18 May It’s National Prevention Week. Day Five’s Focus: Suicide Prevention
Suicide is the third leading cause of death among young people. And in many cases, it is preventable.
“We know very clearly that, with proper identification, proper support and treatments that are suicide-specific, we absolutely can make a difference and save lives,” said David Jobes, head of Catholic University’s Suicide Prevention Lab in an article by NPR. “Most suicidal people who talk about suicide don’t really want to be dead. They’re giving other people lots of indications, lots of warning signs, lots of communications that this is something that they would like to not do, but it requires people identifying that and getting them the proper help.”
About 2,000 people jump off the Golden Gate Bridge to commit suicide every year. Kevin Hines was one of the 1 percent who survived. In this video, he tells his story.

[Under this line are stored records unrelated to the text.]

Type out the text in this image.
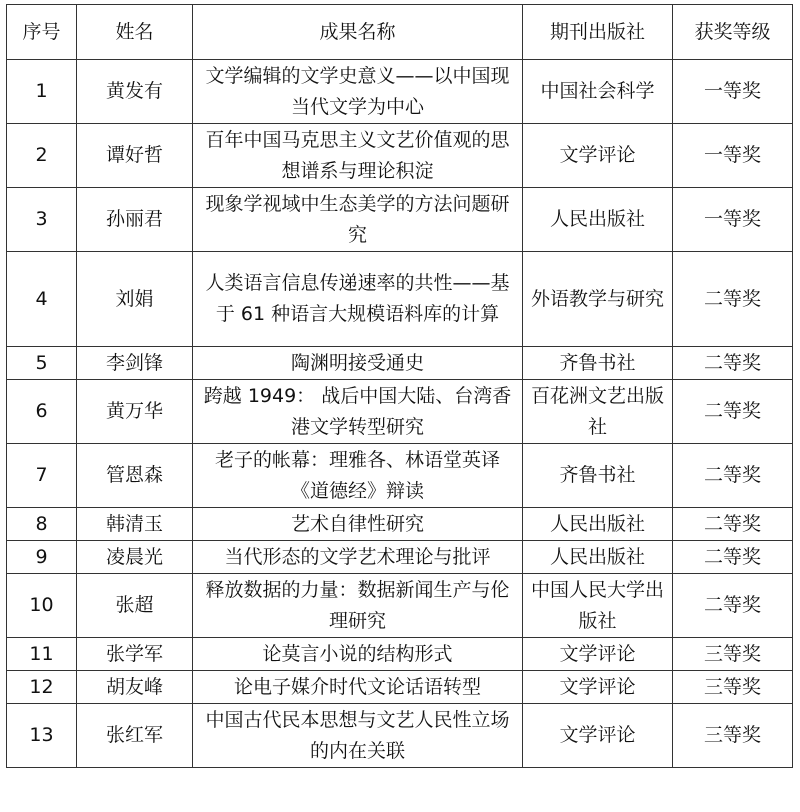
序号	姓名	成果名称	期刊出版社	获奖等级
1	黄发有	文学编辑的文学史意义——以中国现当代文学为中心	中国社会科学	一等奖
2	谭好哲	百年中国马克思主义文艺价值观的思想谱系与理论积淀	文学评论	一等奖
3	孙丽君	现象学视域中生态美学的方法问题研究	人民出版社	一等奖
4	刘娟	人类语言信息传递速率的共性——基于 61 种语言大规模语料库的计算	外语教学与研究	二等奖
5	李剑锋	陶渊明接受通史	齐鲁书社	二等奖
6	黄万华	跨越 1949： 战后中国大陆、台湾香港文学转型研究	百花洲文艺出版社	二等奖
7	管恩森	老子的帐幕：理雅各、林语堂英译《道德经》辩读	齐鲁书社	二等奖
8	韩清玉	艺术自律性研究	人民出版社	二等奖
9	凌晨光	当代形态的文学艺术理论与批评	人民出版社	二等奖
10	张超	释放数据的力量：数据新闻生产与伦理研究	中国人民大学出版社	二等奖
11	张学军	论莫言小说的结构形式	文学评论	三等奖
12	胡友峰	论电子媒介时代文论话语转型	文学评论	三等奖
13	张红军	中国古代民本思想与文艺人民性立场的内在关联	文学评论	三等奖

“People don’t get it; I thought I was a burden to everyone around me, because that’s what my brain told me,” he said. “That’s how powerful your brain is.”
Despite a popular myth, talking about suicide doesn’t make people more likely to act on their thoughts. In fact, talking about suicide is especially important in East Texas, where we have some of the highest rates of suicide in the state.
According to the Suicide Prevention Lifeline, some warning signs that someone may be suicidal are:
Talking about wanting to die or to kill themselves.
- Looking for a way to kill themselves, like searching online or buying a gun.
- Talking about feeling hopeless or having no reason to live.
- Talking about feeling trapped or in unbearable pain.
- Talking about being a burden to others.
- Increasing the use of alcohol or drugs.
- Acting anxious or agitated; behaving recklessly.
- Sleeping too little or too much.
- Withdrawing or isolating themselves.
- Showing rage or talking about seeking revenge.
- Extreme mood swings.
If you are thinking about ending your life or are worried about someone you love, you can call the Suicide Prevention Lifeline at 1-800-273-8255 or visit National Suicide Prevention Lifeline.